“It is important that the second round of presidential elections be conducted in line with international standards, allowing all Georgian citizens to express their wills freely at the ballot box,” the U.S. Embassy wrote in its brief statement on October 30. The Embassy also said it will “continue to monitor the election environment closely.”
“The U.S. Embassy supports the government of Georgia, civil society, and the Georgian people in advancing the country’s democratic and economic development, including through the conduct of free and fair elections,” reads the statement.
The Embassy also said it “takes note” of the preliminary conclusions of the OSCE/ODIHR Election Observation Mission, which assessed the polls as “competitive and professionally administered, offering voters a genuine choice.”
“We share international and domestic observer organizations’ concerns about shortcomings in the election process, such as mobilization of voters through inappropriate means and instances of misuse of administrative resources, and stress the importance of addressing these shortcomings in the second round,” the U.S. Embassy also noted.
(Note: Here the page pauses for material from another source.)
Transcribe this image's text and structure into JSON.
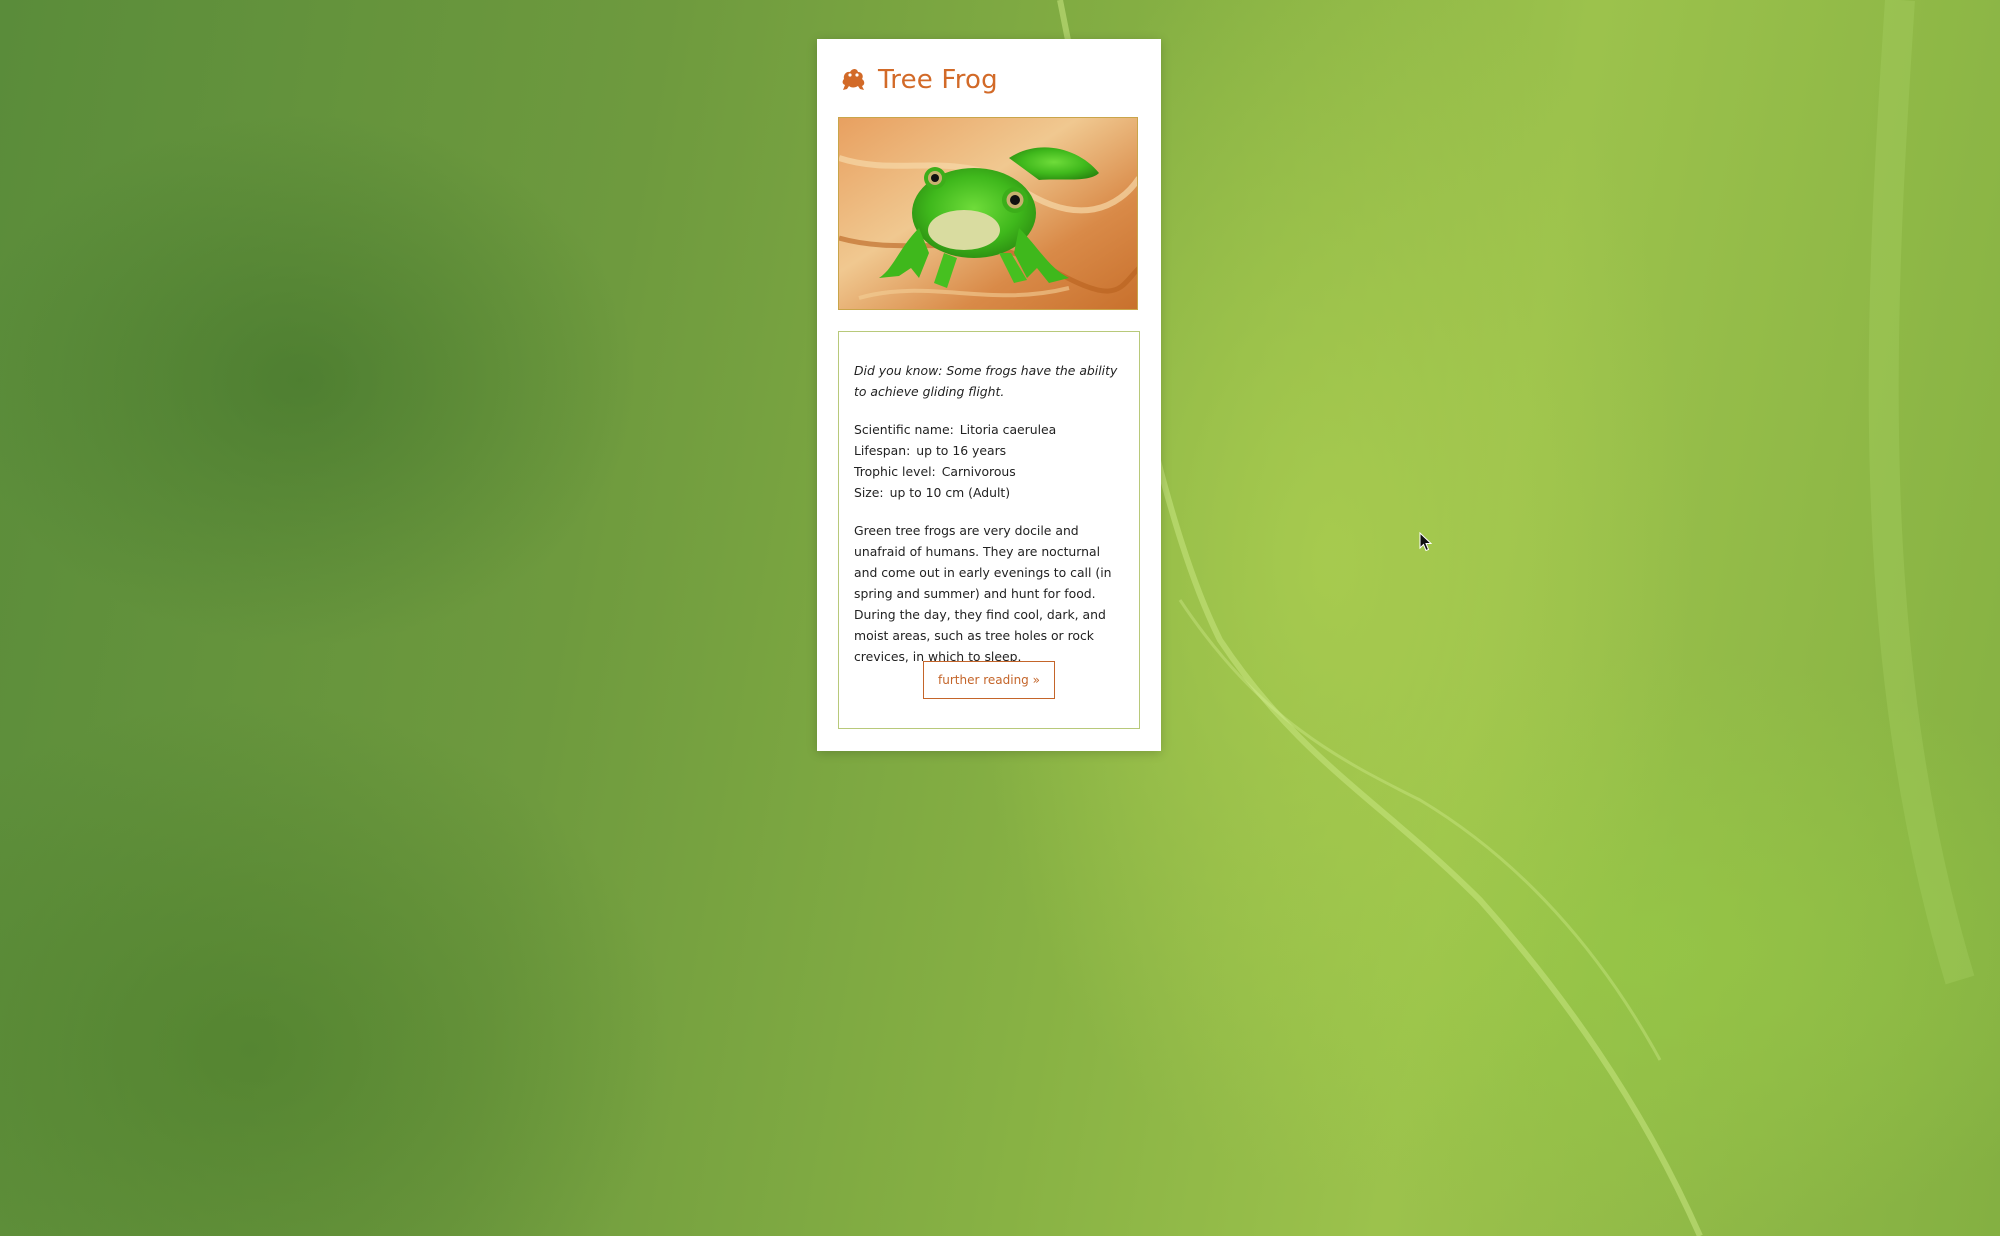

Georgia held the first round of its last direct presidential elections on October 28. The vote results put the ruling party-backed candidate Salome Zurabishvili neck-to-neck with Grigol Vashadze of the UNM-led opposition coalition.
Runoff between the two top contenders has to be held two weeks after the CEC publishes the final vote tally of the first round, that is no later than 20 days after the Election Day. This places the latest possible date of the runoff on December 1, 2018.